From the Harvard Business Review:
It’s tough to find examples of successfully challenging the boss,
even tougher to find stories of leaders who specifically ask to be
challenged. The most common is a tale of Alfred P. Sloan at General
Motors. During a meeting in which GM’s top management team was
considering a weighty decision, Sloan closed the meeting by asking.”
“Gentlemen, I take it we are all in complete agreement on the decision
here?” Sloan then waited as each member of the assembled committee
nodded in agreement. Sloan continued, “Then, I propose we postpone
further discussion of this matter until our next meeting to give
ourselves time to develop disagreement and perhaps gain some
understanding of what this decision is about.”
What Sloan was looking for was something many of us seek to
eliminate: dissent. There’s a lot of discussion on how leaders ought to
cast a vision, gain buy-in, or steer a group to consensus. There’s a lot
less discussion on how leaders ought to cultivate a culture that values
the right kind of criticism.
That criticism is what Sloan was looking
for, and what research tells us we need in order to make the best
decision.
When ideas are still being developed or decisions still being
considered, criticism and constructive conflict are vital to testing the
value of the ideas and helping increase that value. Conflict is an
indicator that diverse viewpoints are being considered and that the
competition for ideas is still ongoing. During this competition, ideas
are strengthened through further research, consideration or through the
blending of different ideas into one stronger concept. By contrast, when
everyone in a group always agrees, it can indicate that the group
doesn’t have very many ideas, or that they value agreement more than
quality suggestions.
In one study of conflict and decision-making, participants were
divided into three experimental conditions (control, brainstorming, and
debate) and formed into teams within those conditions. Each team was
tasked with generating ideas for the same challenge: how to reduce
traffic congestion in the San Francisco Bay area. The “control” teams
were given no further instructions and told to develop as many ideas as
possible. The “brainstorming” teams were given the traditional set of
brainstorming rules, chief among those rules was the notion that all
judgment should be suspended and no idea criticized or debated. The
final, “debate” teams were given a set of rules similar to the
“brainstorming” teams but with one important difference. Instead of
deferring judgment, they were told to debate and criticize others’ ideas
as they were generated.
When the results were calculated, the winners were clear. While teams
in the brainstorming condition did generate more ideas than the teams
given no instructions, it was the teams in the debate condition that
outperformed the rest, producing an average of 25 percent more ideas
than the other two conditions in the same period of time. Even after the
teams had disbanded, the influence of criticism on generating ideas
continued. In follow-up interviews with each subject, researchers asked
the participants if they had any more ideas for solving the traffic
problem. Each participant from the control and brainstorming conditions
did have one or two more ideas, but participants in the debate condition
gave an average of seven additional ideas per person. Teams that
utilized conflict in their process consistently outperformed teams that
focused on cohesion. In a summary of the study’s results, the
researchers write “Our findings show that debate and criticism do not
inhibit ideas but, rather, stimulate them relative to every other
condition.” The researchers had discovered what Sloan seemed to already
know, that cultivating criticism and dissent could yield more quantity
of ideas, and that quantity could help make better quality decisions.

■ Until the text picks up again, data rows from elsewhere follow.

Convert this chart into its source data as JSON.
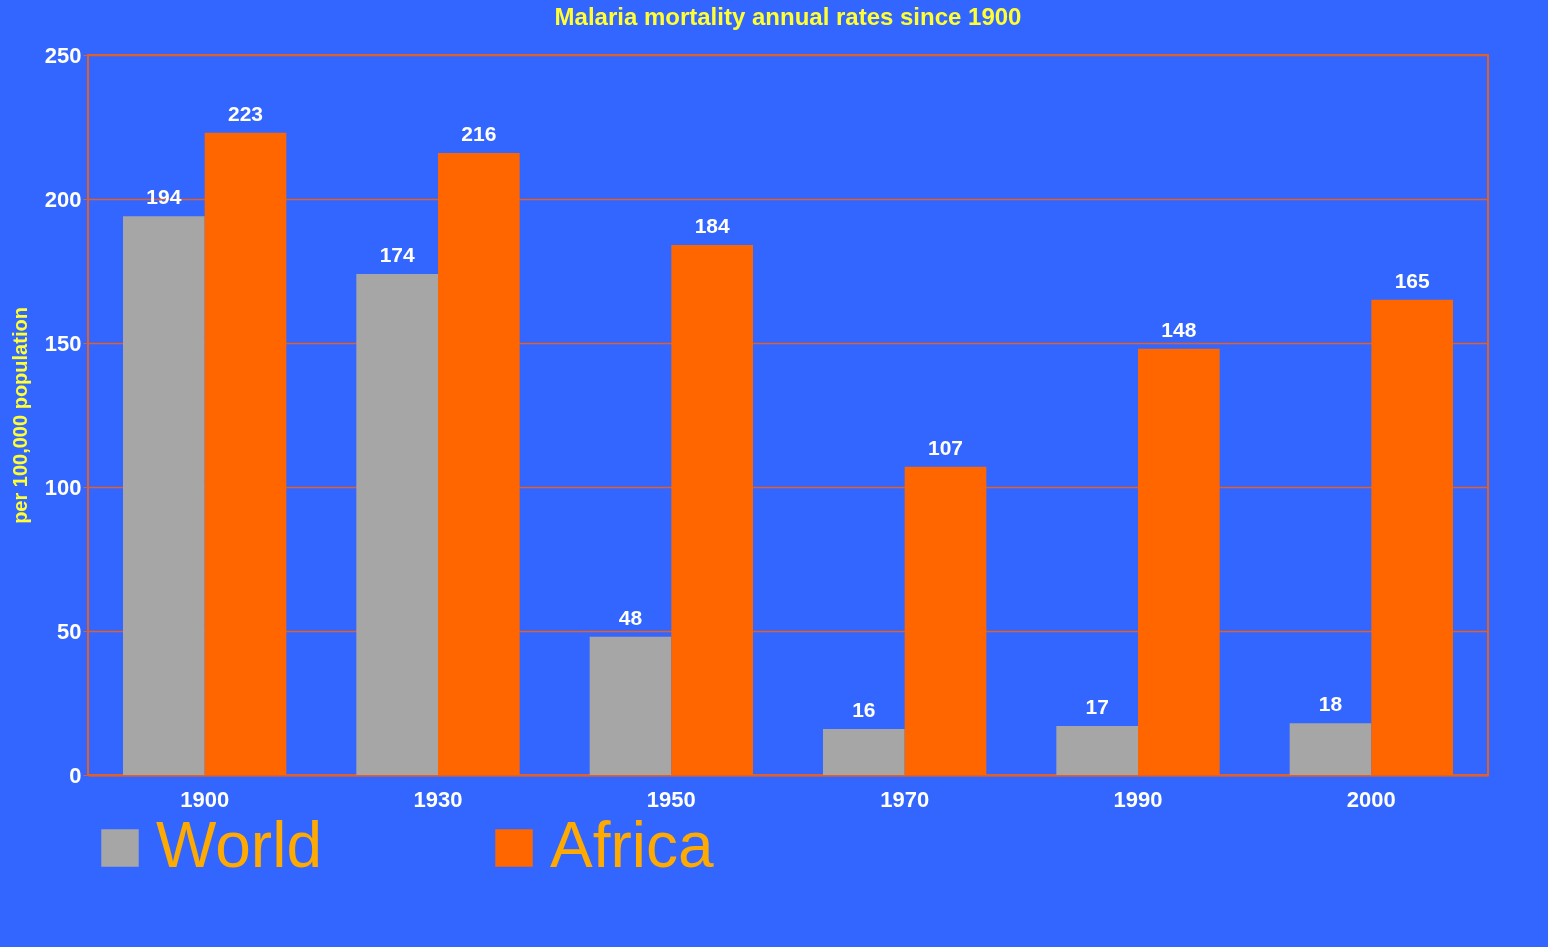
{
  "chart_data": {
    "type": "bar",
    "title": "Malaria mortality annual rates since 1900",
    "ylabel": "per 100,000 population",
    "categories": [
      "1900",
      "1930",
      "1950",
      "1970",
      "1990",
      "2000"
    ],
    "series": [
      {
        "name": "World",
        "color": "#a6a6a6",
        "values": [
          194,
          174,
          48,
          16,
          17,
          18
        ]
      },
      {
        "name": "Africa",
        "color": "#ff6600",
        "values": [
          223,
          216,
          184,
          107,
          148,
          165
        ]
      }
    ],
    "ylim": [
      0,
      250
    ],
    "yticks": [
      0,
      50,
      100,
      150,
      200,
      250
    ],
    "grid": "y",
    "legend": "bottom",
    "data_labels": true
  }
}
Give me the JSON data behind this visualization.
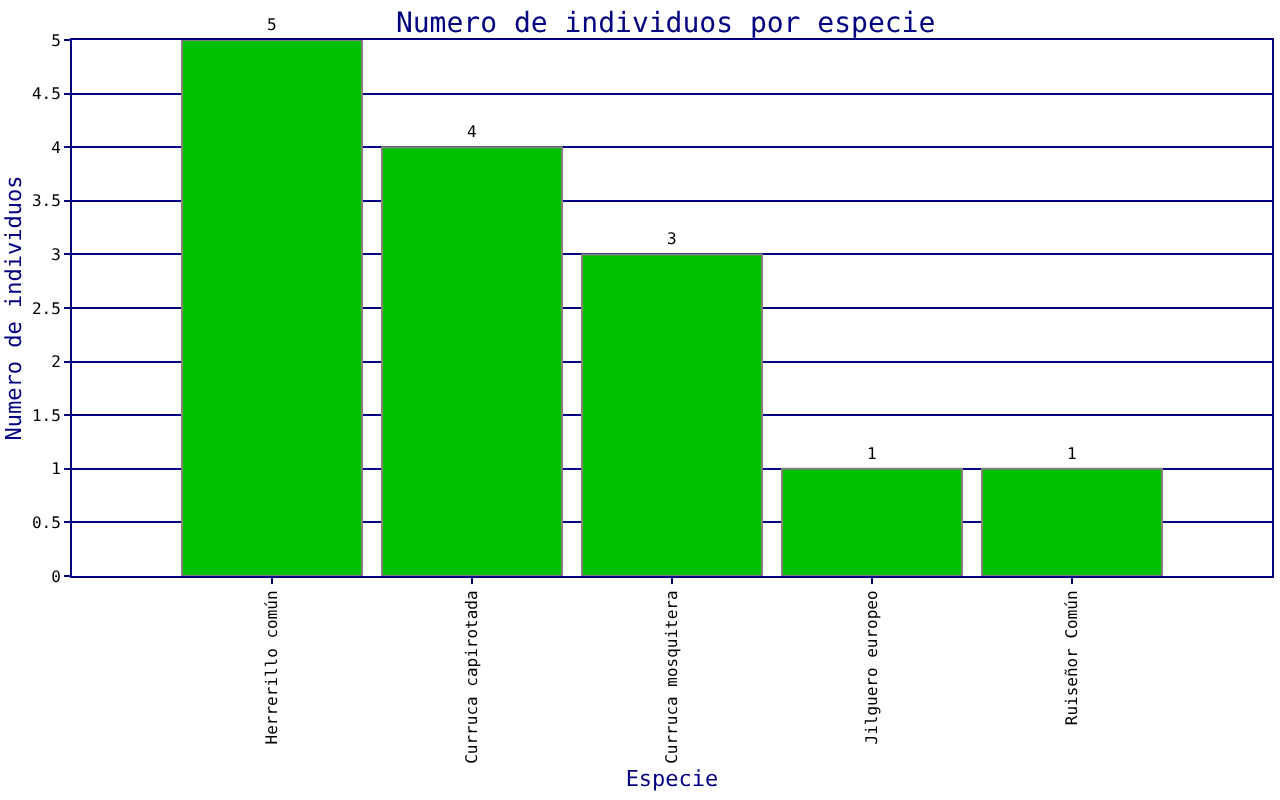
{
  "chart_data": {
    "type": "bar",
    "title": "Numero de individuos por especie",
    "xlabel": "Especie",
    "ylabel": "Numero de individuos",
    "categories": [
      "Herrerillo común",
      "Curruca capirotada",
      "Curruca mosquitera",
      "Jilguero europeo",
      "Ruiseñor Común"
    ],
    "values": [
      5,
      4,
      3,
      1,
      1
    ],
    "color": "#00c000",
    "ylim": [
      0,
      5
    ],
    "yticks": [
      0,
      0.5,
      1,
      1.5,
      2,
      2.5,
      3,
      3.5,
      4,
      4.5,
      5
    ],
    "grid": "y",
    "data_labels": true
  }
}
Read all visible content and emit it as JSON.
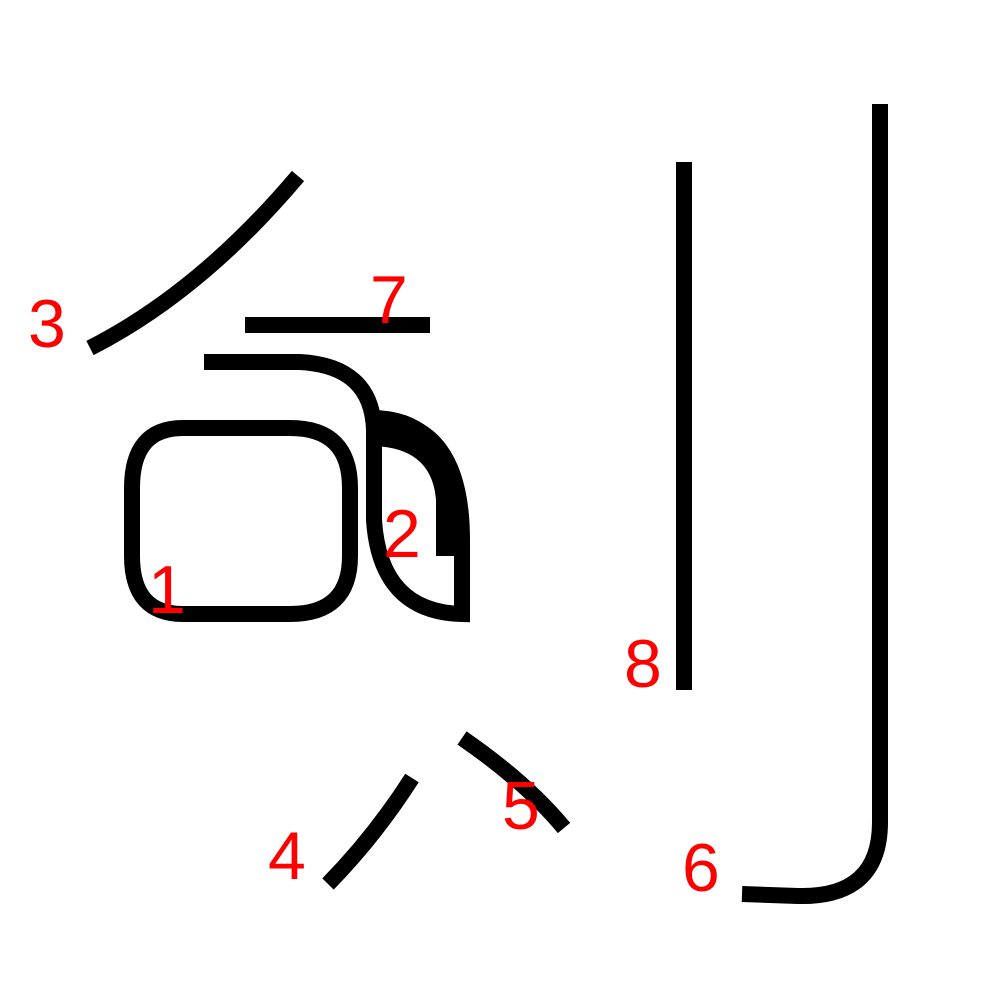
{
  "figure": {
    "stroke_color": "#000000",
    "label_color": "#ff0000",
    "strokes": [
      {
        "number": "1",
        "shape": "rounded-box"
      },
      {
        "number": "2",
        "shape": "hooked-curve"
      },
      {
        "number": "3",
        "shape": "left-falling"
      },
      {
        "number": "4",
        "shape": "left-falling-dot"
      },
      {
        "number": "5",
        "shape": "right-falling-dot"
      },
      {
        "number": "6",
        "shape": "vertical-hook"
      },
      {
        "number": "7",
        "shape": "horizontal"
      },
      {
        "number": "8",
        "shape": "vertical"
      }
    ]
  }
}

Sloan wasn’t the first to recognize that dissent and criticism could
help strengthen decision. One organization has been doing it for
centuries: the Catholic Church. Starting with Pope Sixtus V in 1587, the
Catholic Church assigned one special dissenter to find and present
reasons for why nominated candidates should not be canonized as saints.
This person was referred to as the Defender of the Faith, or more
commonly the “Devil’s Advocate.” Taking special care to consider a
dissenting view provided an alternative perspective that strengthened
their decisions. From 1857 to 1983, when the Devil’s Advocate policy was
removed, 98 individuals were named saints. From 1983 until today, over
500 hundred people have been granted sainthood. While it’s difficult to
compare the quality of decisions before and after the reform, the impact
of the policy on the Church’s decision-making process is clear.
If assigning a lone dissenter to be the bearer of bad tidings may not
suit your team, consider the technique used by a notable but vastly
different organization: Pixar. During the long process of creating a
blockbuster film, the teams at Pixar rely on criticism to make their
work stronger. To keep the benefits of criticism without the negativism,
Pixar uses an idea called “plussing.” Plussing means that anytime
someone comments on another work, that comment must contain a “plus” — a
way to improve or build on the work. Plussing gives the director or
animator something they need besides just a critique, it gives them a
place to build from and improve their work. Through plussing, Pixar has
found a formula for keeping criticism positive, while positively
improving the quality of their work.
Whether you rely on centuries old techniques like the devil’s
advocate, new methods such as plussing, or just choose to postpone
meetings until someone brings in a counterpoint, your teams will make
better decisions when you cultivate a little positive criticism.